What is the chemical composition of the solar wind?
(by Amara Graps)
The solar wind is a collection of streams of energetic particles that originate on the Sun. You can think of the particles of the solar wind as nothing less than the solar corona itself (Noyes, 1982). This is because the distant corona expands outwards due to not enough restraining force from gravity, or from the pressure of the interstellar gas, to confine the distant corona. The solar wind escapes through the coronal holes at supersonic speeds. As the outer corona disperses, it must be replaced by gases welling up from below (lower corona).
The composition of the solar wind is a mixture of materials found in the solar plasma, composed of ionized hydrogen (electrons and protons) with an 8% component of helium (alpha particles) and trace amounts of heavy ions and atomic nuclei: C, N, O, Ne, Mg, Si, S, and Fe ripped apart by heating of the Sun's outer atmosphere, that is, the corona (Feldman et al., 1998).
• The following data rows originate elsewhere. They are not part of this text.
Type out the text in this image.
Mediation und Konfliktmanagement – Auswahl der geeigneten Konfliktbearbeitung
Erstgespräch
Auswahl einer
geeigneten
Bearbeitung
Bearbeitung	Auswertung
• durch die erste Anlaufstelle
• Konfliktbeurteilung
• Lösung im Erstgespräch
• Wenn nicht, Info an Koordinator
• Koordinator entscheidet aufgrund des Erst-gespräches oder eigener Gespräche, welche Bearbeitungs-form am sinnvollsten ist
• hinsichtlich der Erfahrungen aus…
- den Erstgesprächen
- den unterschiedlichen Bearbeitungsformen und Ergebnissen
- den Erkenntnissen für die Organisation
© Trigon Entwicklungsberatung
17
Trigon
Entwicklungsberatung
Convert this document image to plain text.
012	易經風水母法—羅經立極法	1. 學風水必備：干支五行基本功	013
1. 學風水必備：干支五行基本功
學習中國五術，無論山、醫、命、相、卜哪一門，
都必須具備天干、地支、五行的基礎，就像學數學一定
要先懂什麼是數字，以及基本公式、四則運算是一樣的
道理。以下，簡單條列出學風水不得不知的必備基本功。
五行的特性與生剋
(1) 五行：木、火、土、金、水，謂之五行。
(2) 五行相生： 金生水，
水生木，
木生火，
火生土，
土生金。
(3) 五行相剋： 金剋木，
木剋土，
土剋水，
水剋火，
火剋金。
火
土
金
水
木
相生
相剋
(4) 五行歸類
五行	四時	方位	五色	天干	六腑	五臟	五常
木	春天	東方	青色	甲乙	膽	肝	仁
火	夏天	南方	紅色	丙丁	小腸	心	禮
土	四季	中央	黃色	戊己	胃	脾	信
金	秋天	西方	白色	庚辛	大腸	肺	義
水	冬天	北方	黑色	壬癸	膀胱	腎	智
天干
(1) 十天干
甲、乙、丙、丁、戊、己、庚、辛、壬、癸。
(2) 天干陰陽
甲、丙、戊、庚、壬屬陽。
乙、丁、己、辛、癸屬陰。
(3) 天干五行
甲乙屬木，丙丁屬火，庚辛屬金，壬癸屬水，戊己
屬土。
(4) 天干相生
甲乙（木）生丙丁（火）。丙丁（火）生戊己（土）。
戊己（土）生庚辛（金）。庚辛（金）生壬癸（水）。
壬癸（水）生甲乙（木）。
SOHO also identified traces of some elements for the first time such as P, Ti, Cr and Ni and an assortment of solar wind isotopes identified for the first time: Fe 54 and 56; Ni 58,60,62 (Galvin, 1996).
Note that although the solar wind is electrically balanced, the solar wind consists almost exclusively of charged particles (stripped away nuclei from atoms) and is an excellent electrical conductor. These electrically conducting particles is technically known as a plasma, so it may be misleading to think of the solar wind as like Earth "winds".
Ulysses spacecraft measurements show that the solar wind has a "fast" component and a "slow" component (Lang, 1996). There are some compositional differences in the two wind streams in addition to differences in their speeds (Ulysses Results Web page).
The slow wind has a speed of about 400 km/sec and the fast component is about twice that speed (Lang, 1996). Ulysses determined that the fast speed component originates from the coronal holes near the Sun's poles. (But note that we were near the solar minimum part of the Sun's magnetic cycle during those measurements, and that this situation may be different for another time in the Sun's cycle.)
The SWICS ("Solar Wind Ion Composition Experiment") instrument on Ulysses measured speed and composition of the solar wind. In particular, it measured alpha particles and "heavy" ions from magnesium and oxygen. It found that the abundances of Mg/O is larger in the slow wind than in the fast wind. It also found that the the temperature is very high in the source location of the the low speed solar wind which indicates a very hot coronal source. Also the compositional abundance of Mg/O was found to be higher in the solar wind than in the solar photosphere, which indicates that there are some ionization and energy transport processes in the chromosphere influencing the solar wind composition.
You may wish to further pursue SWICS results by browsing the Ulysses Web pages (URL below). And if you search in the ADS abstracts with keywords: "Solar Wind Composition" for the field of "Title Worlds", you will turn up a rich selection of research results.
Overview and Current Knowledge of the Solar Wind and the Corona
Galvin, A.B. et al, 1996: "Solar Wind Composition: First Results from SOHO and Future Expectations", Bulletin of the American Astronomical Society, Vol. 28, p.897
Feldman U., et al, 1998: "Coronal Composition above the Solar Equator and the North Pole as Determined from Spectra Acquired by the SUMER Instrument on SOHO", The Astrophysical Journal 505, pp. 999-1006
Noyes, Robert, _The Sun, Our Star_, 1982, pp 196-206.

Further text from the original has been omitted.